Bad cortisol needs to be controlled by stress reduction and entrainment of the circadian rhythm. Usage of timed supplementation may also help. You can find a research-backed dose of ashwagandha, and other cortisol-modulating ingredients, in Androsurge and Primasurge.
So what about cortisol release at other times of the day?
Cortisol Release and Time of Day
Concern over cortisol release, which dissipates within a short time frame, for the most part, fails to take into consideration the contents of this article. However, if a cortisol spike is disruptive to sleep or disrupts circadian rhythms, then it’s unhealthy. Since resistance training can elevate cortisol levels by nearly 600% over baseline values, usage of ashwagandha and other supplements may prove useful for afternoon and evening training sessions. You’ll find it much easier to rest without interruption if you reduce the late-night spike in cortisol that arises from training.
With that in mind, training at night tends to be more effective for muscle-building purposes. Morning training tends to be superior to losing fat. People training late at night should avoid stimulants as they can drastically mess with normal cortisol circadian rhythms.
Preserving Muscle Mass While Doing Fasted Cardio
For people doing morning fasted cardio, limiting cortisol release is not important, as you are simply blunting your body’s inherent nature to burn fat for fuel. The problem, however, is that doing large amounts of fasted cardio can lead to loss of muscle tissue. Remember, cortisol is a double-edged sword in that it helps stimulate fat loss, but also breaks down lean tissue.
If you’re concerned about muscle loss from fasted cardio, an L-citrulline supplement can help.
L-citrulline found in Altius is a protein-sparing amino acid that will not interfere with fat loss significantly.
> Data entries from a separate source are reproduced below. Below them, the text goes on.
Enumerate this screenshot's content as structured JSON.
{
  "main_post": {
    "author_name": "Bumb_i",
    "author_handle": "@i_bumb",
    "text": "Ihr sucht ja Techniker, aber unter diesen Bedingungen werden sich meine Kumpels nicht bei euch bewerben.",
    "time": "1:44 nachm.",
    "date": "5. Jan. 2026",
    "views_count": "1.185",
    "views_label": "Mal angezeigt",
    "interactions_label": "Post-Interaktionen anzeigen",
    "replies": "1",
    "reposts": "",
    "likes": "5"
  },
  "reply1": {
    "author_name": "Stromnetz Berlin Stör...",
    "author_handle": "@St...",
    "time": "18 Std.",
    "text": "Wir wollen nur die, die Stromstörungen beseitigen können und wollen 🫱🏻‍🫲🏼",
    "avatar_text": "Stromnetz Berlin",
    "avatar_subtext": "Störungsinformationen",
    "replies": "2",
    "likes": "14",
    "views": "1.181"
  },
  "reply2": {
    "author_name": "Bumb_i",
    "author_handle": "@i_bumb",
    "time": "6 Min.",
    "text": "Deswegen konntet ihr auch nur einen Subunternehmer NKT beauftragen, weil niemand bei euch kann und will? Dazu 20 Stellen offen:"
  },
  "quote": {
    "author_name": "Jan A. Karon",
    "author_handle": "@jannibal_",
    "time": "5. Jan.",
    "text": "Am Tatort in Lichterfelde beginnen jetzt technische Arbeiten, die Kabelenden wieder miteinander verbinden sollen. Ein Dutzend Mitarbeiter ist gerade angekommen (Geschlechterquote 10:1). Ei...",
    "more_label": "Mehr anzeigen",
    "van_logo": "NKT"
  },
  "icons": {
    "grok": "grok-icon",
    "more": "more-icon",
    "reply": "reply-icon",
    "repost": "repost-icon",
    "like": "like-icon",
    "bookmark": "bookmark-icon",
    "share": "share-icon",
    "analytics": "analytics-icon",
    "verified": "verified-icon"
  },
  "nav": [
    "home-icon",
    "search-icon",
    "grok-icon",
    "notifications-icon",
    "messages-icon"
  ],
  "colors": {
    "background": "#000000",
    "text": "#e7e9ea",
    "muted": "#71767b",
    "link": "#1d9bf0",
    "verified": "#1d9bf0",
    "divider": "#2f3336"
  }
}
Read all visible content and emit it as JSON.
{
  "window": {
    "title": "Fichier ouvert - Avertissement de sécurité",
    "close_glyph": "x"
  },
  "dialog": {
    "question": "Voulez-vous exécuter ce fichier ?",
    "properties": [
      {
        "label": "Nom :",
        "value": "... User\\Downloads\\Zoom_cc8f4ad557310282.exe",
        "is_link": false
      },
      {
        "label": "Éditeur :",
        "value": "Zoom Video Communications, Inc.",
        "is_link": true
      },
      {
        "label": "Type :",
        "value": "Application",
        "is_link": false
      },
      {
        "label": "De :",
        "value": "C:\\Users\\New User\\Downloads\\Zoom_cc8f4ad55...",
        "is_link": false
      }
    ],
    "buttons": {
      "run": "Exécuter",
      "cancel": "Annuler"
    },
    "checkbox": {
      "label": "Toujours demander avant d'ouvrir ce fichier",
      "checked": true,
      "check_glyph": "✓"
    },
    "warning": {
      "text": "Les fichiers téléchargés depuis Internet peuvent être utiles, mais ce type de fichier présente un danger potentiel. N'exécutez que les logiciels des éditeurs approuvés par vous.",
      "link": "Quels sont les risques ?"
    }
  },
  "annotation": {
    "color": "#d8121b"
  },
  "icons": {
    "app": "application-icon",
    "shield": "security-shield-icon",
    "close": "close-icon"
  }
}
In fact, you’ll be preserving muscle tissue while doing cardio, leading to better body composition in the long run.
We highly recommend taking these upon waking before you hit the gym for fasted cardio.
Overall, cortisol is much like a seesaw in terms of its benefits and issues. If you don’t allow cortisol to rise naturally in the morning, you effectively blunt its fat loss properties. If you allow cortisol to elevate too much throughout the day, however, you inhibit your potential to build muscle tissue.
For the most part, allowing cortisol to rise in the morning is beneficial, especially if you’re doing fasted cardio; regulating production in the latter parts of the day is also wise for body composition purposes. It is likewise safe to say that fasted cardio is not ideal for retaining muscle.